Until recently such sentiments would have been contrary to the traditional American spirit of boosterism, the antithesis of the goal emblazoned on the WATCH US GROW signs on the outskirts of countless towns and villages. But now they express the mainstream of American opinion, and in communities across the U.S. reflect growing concern about the use, and the misuse, of the land.

Last year an estimated 3,000,000 acres of open land were gobbled up by urbanization, vacation developments, strip mining and highways. The total is equivalent to the land area of Connecticut. Next year another 3,000,000 acres will be built up, paved over or stripped. Most of the change is taking place on the relatively flat farm lands around the most populous cities, near shore lines, or in the most popular resort areas. In these locations particularly, the amount of land is limited —the all too many abuses of land are all too visible.

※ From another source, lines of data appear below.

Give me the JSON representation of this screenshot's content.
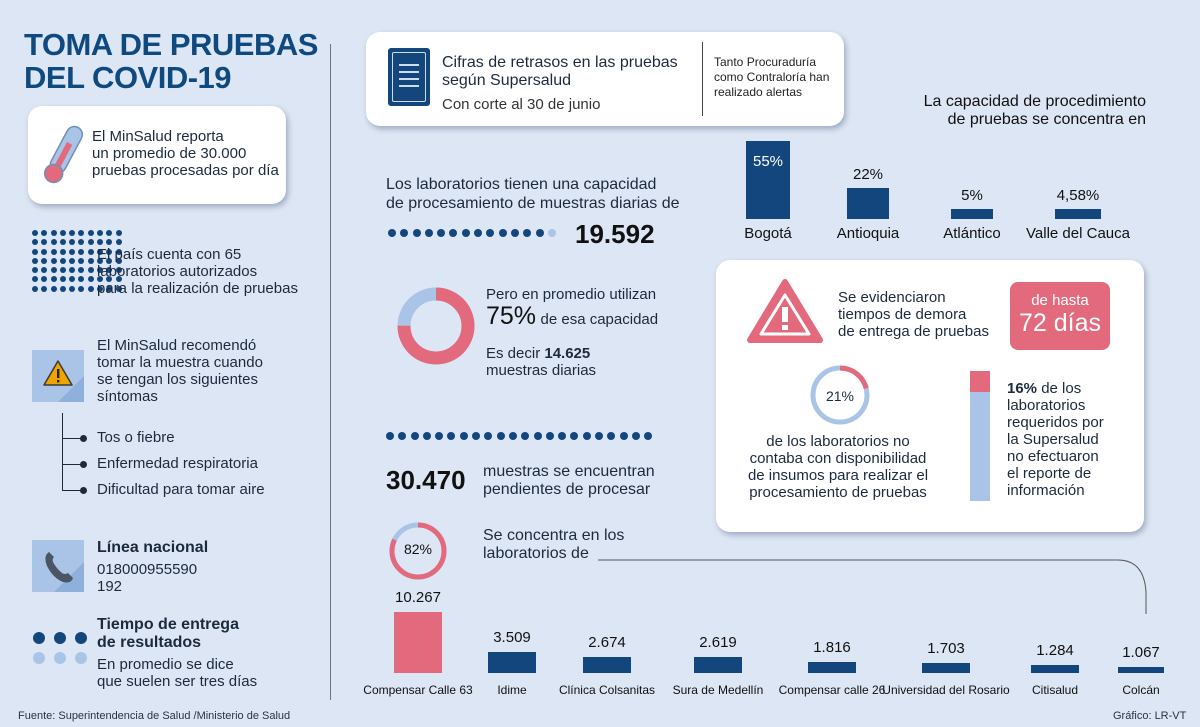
{
  "header": {
    "title_line1": "TOMA DE PRUEBAS",
    "title_line2": "DEL COVID-19"
  },
  "left": {
    "minsalud_report": [
      "El MinSalud reporta",
      "un promedio de 30.000",
      "pruebas procesadas por día"
    ],
    "labs_text": [
      "El país cuenta con 65",
      "laboratorios autorizados",
      "para la realización de pruebas"
    ],
    "recommend_text": [
      "El MinSalud recomendó",
      "tomar la muestra cuando",
      "se tengan los siguientes",
      "síntomas"
    ],
    "symptoms": [
      "Tos o fiebre",
      "Enfermedad respiratoria",
      "Dificultad para tomar aire"
    ],
    "line_title": "Línea nacional",
    "line_number": "018000955590",
    "line_short": "192",
    "delivery_title": [
      "Tiempo de entrega",
      "de resultados"
    ],
    "delivery_text": [
      "En promedio se dice",
      "que suelen ser tres días"
    ]
  },
  "delays_card": {
    "title_line1": "Cifras de retrasos en las pruebas",
    "title_line2": "según Supersalud",
    "cutoff": "Con corte al 30 de junio",
    "note": [
      "Tanto Procuraduría",
      "como Contraloría han",
      "realizado alertas"
    ]
  },
  "capacity": {
    "text": [
      "Los laboratorios tienen una capacidad",
      "de procesamiento de muestras diarias de"
    ],
    "value": "19.592",
    "use_intro": "Pero en promedio utilizan",
    "use_percent": "75%",
    "use_suffix": "de esa capacidad",
    "use_percent_value": 75,
    "daily_prefix": "Es decir",
    "daily_value": "14.625",
    "daily_suffix": "muestras diarias"
  },
  "pending": {
    "value": "30.470",
    "text": [
      "muestras se encuentran",
      "pendientes de procesar"
    ],
    "concentration_percent": "82%",
    "concentration_value": 82,
    "concentration_text": [
      "Se concentra en los",
      "laboratorios de"
    ]
  },
  "regions_chart": {
    "title": [
      "La capacidad de procedimiento",
      "de pruebas se concentra en"
    ]
  },
  "delay_card": {
    "text": [
      "Se evidenciaron",
      "tiempos de demora",
      "de entrega de pruebas"
    ],
    "badge_line1": "de hasta",
    "badge_line2": "72 días",
    "insumos_percent": "21%",
    "insumos_value": 21,
    "insumos_text": [
      "de los laboratorios no",
      "contaba con disponibilidad",
      "de insumos para realizar el",
      "procesamiento de pruebas"
    ],
    "report_percent": "16%",
    "report_value": 16,
    "report_text_first": "de los",
    "report_text": [
      "laboratorios",
      "requeridos por",
      "la Supersalud",
      "no efectuaron",
      "el reporte de",
      "información"
    ]
  },
  "footer": {
    "source": "Fuente: Superintendencia de Salud /Ministerio de Salud",
    "credit": "Gráfico: LR-VT"
  },
  "colors": {
    "navy": "#12467d",
    "pink": "#e36a7c",
    "light_blue": "#a9c4e6",
    "background": "#dde6f4"
  },
  "chart_data": [
    {
      "type": "bar",
      "title": "La capacidad de procedimiento de pruebas se concentra en",
      "categories": [
        "Bogotá",
        "Antioquia",
        "Atlántico",
        "Valle del Cauca"
      ],
      "values": [
        55,
        22,
        5,
        4.58
      ],
      "value_labels": [
        "55%",
        "22%",
        "5%",
        "4,58%"
      ]
    },
    {
      "type": "bar",
      "title": "",
      "categories": [
        "Compensar Calle 63",
        "Idime",
        "Clínica Colsanitas",
        "Sura de Medellín",
        "Compensar calle 26",
        "Universidad del Rosario",
        "Citisalud",
        "Colcán"
      ],
      "values": [
        10267,
        3509,
        2674,
        2619,
        1816,
        1703,
        1284,
        1067
      ],
      "value_labels": [
        "10.267",
        "3.509",
        "2.674",
        "2.619",
        "1.816",
        "1.703",
        "1.284",
        "1.067"
      ]
    }
  ]
}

Citizens have finally rebelled against the growing despoliation of the countryside and the social and economic ills that it creates. They have launched what amounts to an inchoate, national crusade to get better ways of using land no matter what the cost. In state referendums last year, Colorado's voters vetoed a bid to host the 1976 Winter Olympics; Californians restricted development along their entire 3,500-mile shore line; Floridians passed a $240 million bond issue to buy and preserve ecologically valuable land; New Yorkers approved a $1.15 billion environmental bond issue partly for the same purpose. A provocative study of land-use problems by a task force of Government officials and private experts headed by Laurance S. Rockefeller marveled at the movement and called it "America's new mood." Another study, for the Council on Environmental Quality, described it simply as "the quiet revolution."

The message has deeply impressed politicians. Last week President Nixon urged Congress to take quick action on bills to reform the use of land. The Senate has already passed a national land-use policy bill, and Congress is considering some 200 other measures dealing with problems from urban growth to forest management to the location of power plants.